Monday, February 29, 2016

Leap Year Facts


  • It was the ancient Egyptians who first figured out that the solar year and the man-made calendar year didn't always match up. That's because it actually takes the Earth a little longer than a year to travel around the Sun — 365 days, 5 hours, 48 minutes, and 46 seconds, to be exact. Therefore, as the hours accumulated over the centuries, an extra day was occasionally added to the calendar, and over time the practice became more or less official.
  • The Romans first designated February 29 as leap day, but a more precise formula (still in use today) was adopted in the 16th century when the Gregorian calendar fine-tuned the calculations to include a leap day in years only divisible by four - 2012, 2016, 2020, 2024, etc.
  • Another stipulation ruled that no year divisible by 100 would have a leap year, except if it was divisible by 400. Thus, 1900 was not a leap year ... but 2000 was!
  • The town of Anthony, Texas, organises a leap year festival.

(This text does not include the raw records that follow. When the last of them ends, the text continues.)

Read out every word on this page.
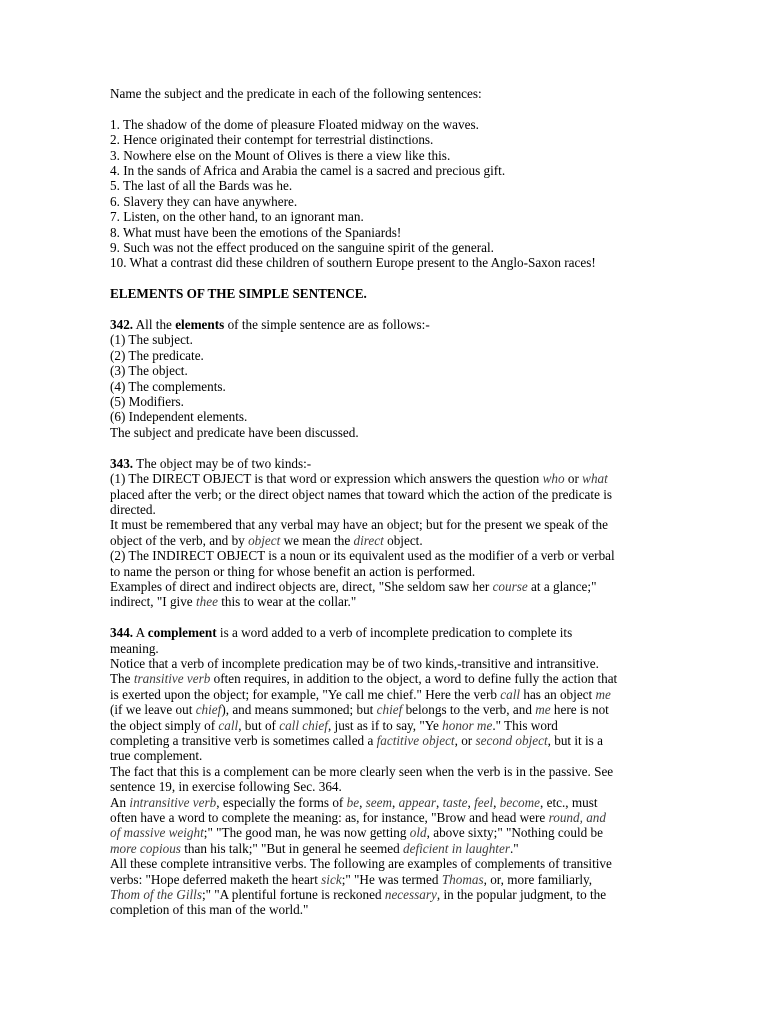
Name the subject and the predicate in each of the following sentences:
1. The shadow of the dome of pleasure Floated midway on the waves.
2. Hence originated their contempt for terrestrial distinctions.
3. Nowhere else on the Mount of Olives is there a view like this.
4. In the sands of Africa and Arabia the camel is a sacred and precious gift.
5. The last of all the Bards was he.
6. Slavery they can have anywhere.
7. Listen, on the other hand, to an ignorant man.
8. What must have been the emotions of the Spaniards!
9. Such was not the effect produced on the sanguine spirit of the general.
10. What a contrast did these children of southern Europe present to the Anglo-Saxon races!
ELEMENTS OF THE SIMPLE SENTENCE.
342. All the elements of the simple sentence are as follows:-
(1) The subject.
(2) The predicate.
(3) The object.
(4) The complements.
(5) Modifiers.
(6) Independent elements.
The subject and predicate have been discussed.
343. The object may be of two kinds:-
(1) The DIRECT OBJECT is that word or expression which answers the question who or what
placed after the verb; or the direct object names that toward which the action of the predicate is
directed.
It must be remembered that any verbal may have an object; but for the present we speak of the
object of the verb, and by object we mean the direct object.
(2) The INDIRECT OBJECT is a noun or its equivalent used as the modifier of a verb or verbal
to name the person or thing for whose benefit an action is performed.
Examples of direct and indirect objects are, direct, "She seldom saw her course at a glance;"
indirect, "I give thee this to wear at the collar."
344. A complement is a word added to a verb of incomplete predication to complete its
meaning.
Notice that a verb of incomplete predication may be of two kinds,-transitive and intransitive.
The transitive verb often requires, in addition to the object, a word to define fully the action that
is exerted upon the object; for example, "Ye call me chief." Here the verb call has an object me
(if we leave out chief), and means summoned; but chief belongs to the verb, and me here is not
the object simply of call, but of call chief, just as if to say, "Ye honor me." This word
completing a transitive verb is sometimes called a factitive object, or second object, but it is a
true complement.
The fact that this is a complement can be more clearly seen when the verb is in the passive. See
sentence 19, in exercise following Sec. 364.
An intransitive verb, especially the forms of be, seem, appear, taste, feel, become, etc., must
often have a word to complete the meaning: as, for instance, "Brow and head were round, and
of massive weight;" "The good man, he was now getting old, above sixty;" "Nothing could be
more copious than his talk;" "But in general he seemed deficient in laughter."
All these complete intransitive verbs. The following are examples of complements of transitive
verbs: "Hope deferred maketh the heart sick;" "He was termed Thomas, or, more familiarly,
Thom of the Gills;" "A plentiful fortune is reckoned necessary, in the popular judgment, to the
completion of this man of the world."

It proudly calls itself the leap year capital of the world and leap year “babies”, or leaplings, around the world come to its parade.
  • In Greece, people believe it is bad luck to get married in a leap year. On the other hand, in Ireland, women can propose to a man.

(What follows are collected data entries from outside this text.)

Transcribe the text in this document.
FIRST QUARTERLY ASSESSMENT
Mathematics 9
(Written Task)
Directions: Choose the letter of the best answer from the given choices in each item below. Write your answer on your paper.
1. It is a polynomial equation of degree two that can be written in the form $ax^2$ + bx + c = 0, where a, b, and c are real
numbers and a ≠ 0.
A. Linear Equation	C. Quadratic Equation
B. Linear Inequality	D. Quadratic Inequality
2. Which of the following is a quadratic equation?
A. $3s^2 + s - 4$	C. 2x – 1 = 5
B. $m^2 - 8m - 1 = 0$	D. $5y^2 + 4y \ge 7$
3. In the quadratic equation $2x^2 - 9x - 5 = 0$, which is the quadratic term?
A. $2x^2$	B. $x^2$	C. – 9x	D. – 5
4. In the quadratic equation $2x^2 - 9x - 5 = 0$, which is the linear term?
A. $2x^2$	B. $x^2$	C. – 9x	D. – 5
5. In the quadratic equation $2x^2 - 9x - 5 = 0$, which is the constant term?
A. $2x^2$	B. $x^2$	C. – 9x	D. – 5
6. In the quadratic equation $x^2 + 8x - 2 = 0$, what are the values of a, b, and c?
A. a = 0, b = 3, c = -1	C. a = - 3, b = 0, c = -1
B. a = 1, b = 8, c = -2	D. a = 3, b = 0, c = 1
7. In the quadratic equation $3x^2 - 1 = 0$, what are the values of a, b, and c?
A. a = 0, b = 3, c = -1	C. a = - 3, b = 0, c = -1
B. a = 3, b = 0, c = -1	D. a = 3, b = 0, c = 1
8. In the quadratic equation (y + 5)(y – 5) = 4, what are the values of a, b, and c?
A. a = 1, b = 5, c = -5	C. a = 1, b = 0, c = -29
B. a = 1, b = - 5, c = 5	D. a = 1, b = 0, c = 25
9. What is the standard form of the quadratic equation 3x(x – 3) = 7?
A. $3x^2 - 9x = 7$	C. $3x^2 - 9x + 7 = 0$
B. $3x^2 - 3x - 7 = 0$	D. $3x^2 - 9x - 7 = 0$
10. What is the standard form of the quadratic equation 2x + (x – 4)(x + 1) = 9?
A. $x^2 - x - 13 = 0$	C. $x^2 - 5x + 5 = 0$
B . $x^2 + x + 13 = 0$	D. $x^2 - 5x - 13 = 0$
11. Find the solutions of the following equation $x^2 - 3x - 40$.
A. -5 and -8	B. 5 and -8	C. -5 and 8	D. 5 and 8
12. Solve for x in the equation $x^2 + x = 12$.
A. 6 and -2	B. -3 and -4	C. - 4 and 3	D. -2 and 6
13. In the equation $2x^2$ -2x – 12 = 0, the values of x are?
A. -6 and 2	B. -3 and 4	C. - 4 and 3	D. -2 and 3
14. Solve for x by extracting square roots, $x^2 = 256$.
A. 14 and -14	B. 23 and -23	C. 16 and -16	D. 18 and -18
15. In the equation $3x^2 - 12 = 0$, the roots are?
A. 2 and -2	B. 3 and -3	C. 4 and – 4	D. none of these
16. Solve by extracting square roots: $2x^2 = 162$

  • According to a tale dating back to fifth century Ireland, St Brigid complained to St Patrick that women had to wait too long for men to propose marriage, and so he decided that in a leap year, women could take the initiative. However, if some sources are to be believed, Brigid was still a girl when Patrick died, which would make her a very precocious child!
  • A Scottish law enacted in 1288 – although unsubstantiated – by the unmarried and supposedly five-year-old Queen Margaret that allowed women the right to corner a man with a proposal. Men who refused would have to pay a fine in the form of a kiss, a silk dress or a pair of gloves.

  • There’s a similar custom in the United States that was born from the famous comic strip L’il Abner by American cartoonist Al Capp. In his fictional town of Dogpatch, there was a character called Sadie Hawkins, who couldn’t attract a husband because she was ugly. Her father then set up a day each year when women could literally chase after the bachelors in town in a race. The unlucky sod who is caught would have to marry the women who nabs him. While the event was held in November in the comic strip, it now seems to be associated with Feb 29.
  • Superstitious Chinese believe that more accidents and mishaps occur during the leap month in the lunar calendar. They also think that children born in that month are harder to bring up. Nor are they keen to start a business or get married then.
  • US Presidential elections and Summer Olympic Games are both held every four years and occur in the Leap Year.
  • A leaping frog is a universal symbol for Leap Day.